Um, it depends on your form of Optic Neuropathy. And let me explain what Optic Neuropathy is. Your retina is connected to your brain through what’s called the optic nerve.
And people with optic neuropathy, they have some issues with their optic nerve. So if your issue has a genetic cause, then gene therapy might be relevant. So it depends. It could be. And there are some optic neuropathies www. ottobock. com For which gene therapies are being developed, if again, there’s a genetic cause.
You guys are really coming up with the tough questions. That’s good. This is probably something that we should have understood before. If you’re getting injections in one eye for wet over a period of time, does that ever then become dry?
Um, so the dry and the wet are really two different things that are happening in the retina. And they can both happen at the same time. So you could be getting injections for wet, let’s say, I’m just going to say your left eye, and you could develop The two things can happen simultaneously, not necessarily because you have wet, but just because the dry is progressing. But with the therapies that are out there now, it’s depending on how severe each condition is, you can get treatments, both a dry AMD and a wet AMD treatment in that hospital.

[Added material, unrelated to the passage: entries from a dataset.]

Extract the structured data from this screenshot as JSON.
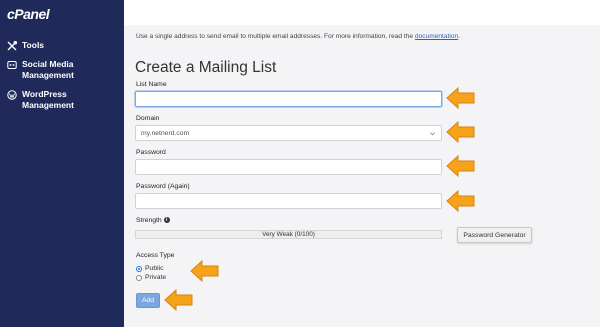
{
  "sidebar": {
    "logo": "cPanel",
    "items": [
      {
        "label": "Tools",
        "icon": "tools-icon"
      },
      {
        "label": "Social Media\nManagement",
        "icon": "social-media-icon"
      },
      {
        "label": "WordPress\nManagement",
        "icon": "wordpress-icon"
      }
    ]
  },
  "intro": {
    "text": "Use a single address to send email to multiple email addresses. For more information, read the ",
    "link": "documentation",
    "suffix": "."
  },
  "title": "Create a Mailing List",
  "form": {
    "list_name_label": "List Name",
    "list_name_value": "",
    "domain_label": "Domain",
    "domain_value": "my.netnerd.com",
    "password_label": "Password",
    "password_value": "",
    "password_again_label": "Password (Again)",
    "password_again_value": "",
    "strength_label": "Strength",
    "strength_info_icon": "i",
    "strength_value": "Very Weak (0/100)",
    "password_generator_label": "Password Generator",
    "access_type_label": "Access Type",
    "access_options": [
      {
        "label": "Public",
        "checked": true
      },
      {
        "label": "Private",
        "checked": false
      }
    ],
    "add_label": "Add"
  },
  "colors": {
    "sidebar": "#1f2a5a",
    "arrow": "#f7a21b",
    "add_button": "#7aa7df",
    "link": "#2b5fc4"
  }
}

This doesn’t sound like a party, but you know, it is something that you can do.
Two kinds available for that generation. Is there one that is preferable?
The short answer is no. Um, they both work about the same. They in clinical trials, they slow the disease by about 25% and they work similarly. But I would talk to your doctor because your Doctor may have a preference. for some reason, and they’re the people on the front lines that are actually injecting them and have experience. And so I would talk to your doctor, but efficacy clinical trials, they’re similar.
Um, I think I’d like to… Good. Sure. Um, so people could move into the exhibit hall.
The foundation will be at their table, but I’d like to thank you for the presentation. And we need to look at what’s in the exhibit hall, right?